L’annonce par le président Donald Trump de frappes « puissantes et meurtrières » contre l’État Islamique (EI) au Nigéria marque un tournant paradigmatique dans les relations transatlantiques et la gestion sécuritaire du Sahel. Sous le vernis d’une opération tactique coordonnée, se joue une partition géopolitique où l’usage de la force létale devient le curseur d’une nouvelle doctrine d’intervention. Elle marque l’émergence d’une diplomatie de l’interventionnisme moral où l’action militaire sert de levier de souveraineté pour les deux capitales, bien que leurs objectifs stratégiques respectifs divergent radicalement.

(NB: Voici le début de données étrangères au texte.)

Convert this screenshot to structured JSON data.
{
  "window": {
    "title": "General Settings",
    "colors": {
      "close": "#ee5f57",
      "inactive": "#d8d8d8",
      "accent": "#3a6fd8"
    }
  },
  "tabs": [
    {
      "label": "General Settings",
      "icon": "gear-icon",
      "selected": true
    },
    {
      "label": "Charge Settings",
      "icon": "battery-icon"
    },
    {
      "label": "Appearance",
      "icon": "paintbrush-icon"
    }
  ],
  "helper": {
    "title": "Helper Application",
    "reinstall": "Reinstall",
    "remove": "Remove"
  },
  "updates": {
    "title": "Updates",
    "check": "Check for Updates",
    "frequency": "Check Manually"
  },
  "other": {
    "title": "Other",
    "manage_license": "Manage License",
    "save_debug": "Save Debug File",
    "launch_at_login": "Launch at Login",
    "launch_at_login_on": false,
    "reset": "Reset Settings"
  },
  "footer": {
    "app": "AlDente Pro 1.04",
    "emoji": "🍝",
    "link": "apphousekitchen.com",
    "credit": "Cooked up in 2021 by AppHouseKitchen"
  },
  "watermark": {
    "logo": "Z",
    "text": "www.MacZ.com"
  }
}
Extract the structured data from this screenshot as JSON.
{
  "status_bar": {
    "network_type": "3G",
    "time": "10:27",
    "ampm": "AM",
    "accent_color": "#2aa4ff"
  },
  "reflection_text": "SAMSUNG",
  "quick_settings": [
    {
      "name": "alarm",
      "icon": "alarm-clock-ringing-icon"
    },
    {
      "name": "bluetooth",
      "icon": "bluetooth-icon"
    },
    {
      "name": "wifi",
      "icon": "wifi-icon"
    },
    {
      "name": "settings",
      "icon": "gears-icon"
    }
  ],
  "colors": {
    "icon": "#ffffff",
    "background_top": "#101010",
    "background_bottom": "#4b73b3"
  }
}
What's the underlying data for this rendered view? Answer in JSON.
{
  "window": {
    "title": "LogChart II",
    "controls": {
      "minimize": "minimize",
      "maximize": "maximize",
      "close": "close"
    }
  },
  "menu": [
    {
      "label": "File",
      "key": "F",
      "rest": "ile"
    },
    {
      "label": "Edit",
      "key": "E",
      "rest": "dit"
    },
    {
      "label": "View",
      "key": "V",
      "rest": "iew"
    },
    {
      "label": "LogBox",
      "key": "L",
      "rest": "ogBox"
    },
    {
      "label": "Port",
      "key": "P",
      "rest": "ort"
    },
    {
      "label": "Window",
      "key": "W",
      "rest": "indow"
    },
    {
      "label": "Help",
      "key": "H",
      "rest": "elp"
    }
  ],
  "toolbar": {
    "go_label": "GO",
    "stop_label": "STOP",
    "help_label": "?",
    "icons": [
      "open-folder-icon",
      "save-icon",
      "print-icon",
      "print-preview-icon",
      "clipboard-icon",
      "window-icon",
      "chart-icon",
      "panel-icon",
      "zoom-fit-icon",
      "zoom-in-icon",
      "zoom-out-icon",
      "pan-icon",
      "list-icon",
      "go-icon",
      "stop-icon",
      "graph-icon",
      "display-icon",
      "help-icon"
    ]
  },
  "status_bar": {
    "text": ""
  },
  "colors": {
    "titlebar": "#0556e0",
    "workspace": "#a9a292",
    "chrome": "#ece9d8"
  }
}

Pour Washington, l’enjeu dépasse la simple lutte contre le terrorisme. En liant explicitement ces frappes à la défense des communautés chrétiennes, Donald Trump réaffirme une doctrine de politique étrangère teintée de valeurs identitaires, transformant une opération de contre-terrorisme en un acte de « justice morale ». Cette communication, martelée sur les réseaux sociaux, vise autant l’électorat domestique américain que les instances internationales, positionnant les États-Unis comme l’ultime rempart des libertés religieuses face à la menace djihadiste.
L’intervention dans l’État de Sokoto, au nord-ouest du pays, signale une reconnaissance explicite de la métastase de la menace djihadiste. Traditionnellement confiné au nord-est (bassin du lac Tchad), le péril terroriste s’étend désormais vers des zones de jonction stratégiques avec le Niger et le Mali. Pour les États-Unis, frapper dans cette zone revient à affirmer une capacité de projection globale capable de saturer des espaces où les partenariats militaires classiques ont récemment décliné.
Pour le gouvernement nigérian, cette opération est un exercice de funambule diplomatique. En validant l’intervention, Abuja accepte une « souveraineté partagée » pour pallier ses propres limites capacitaires. Cependant, la portée géopolitique réside ici dans la nuance : là où Washington lie l’action militaire à la défense d’une confession spécifique, le Nigeria s’efforce de maintenir un cadre républicain universel. Cette divergence souligne le risque d’une fragmentation de la cohésion nationale si l’agenda sécuritaire étranger venait à primer sur les équilibres sociopolitiques locaux.
L’utilisation de la loi sur la liberté religieuse internationale comme justificatif à l’emploi de la force crée un précédent majeur dans les relations internationales. Les États-Unis ne se positionnent plus seulement comme un partenaire antiterroriste, mais comme un arbitre moral de la gouvernance interne des États africains. Ce mélange entre puissance de feu et sanctions diplomatiques (restrictions de visas) redéfinit les termes de la coopération bilatérale, imposant aux États pivots un alignement sous peine de marginalisation.
Ce raid aérien n’est pas qu’une simple élimination tactique ; c’est le signal d’un retour décomplexé de la puissance américaine sur le continent africain. L’avenir de la stabilité régionale dépendra désormais de la capacité du Nigéria à transformer ce soutien militaire en un outil de pacification globale, sans devenir le terrain d’une guerre d’influence aux relents confessionnels.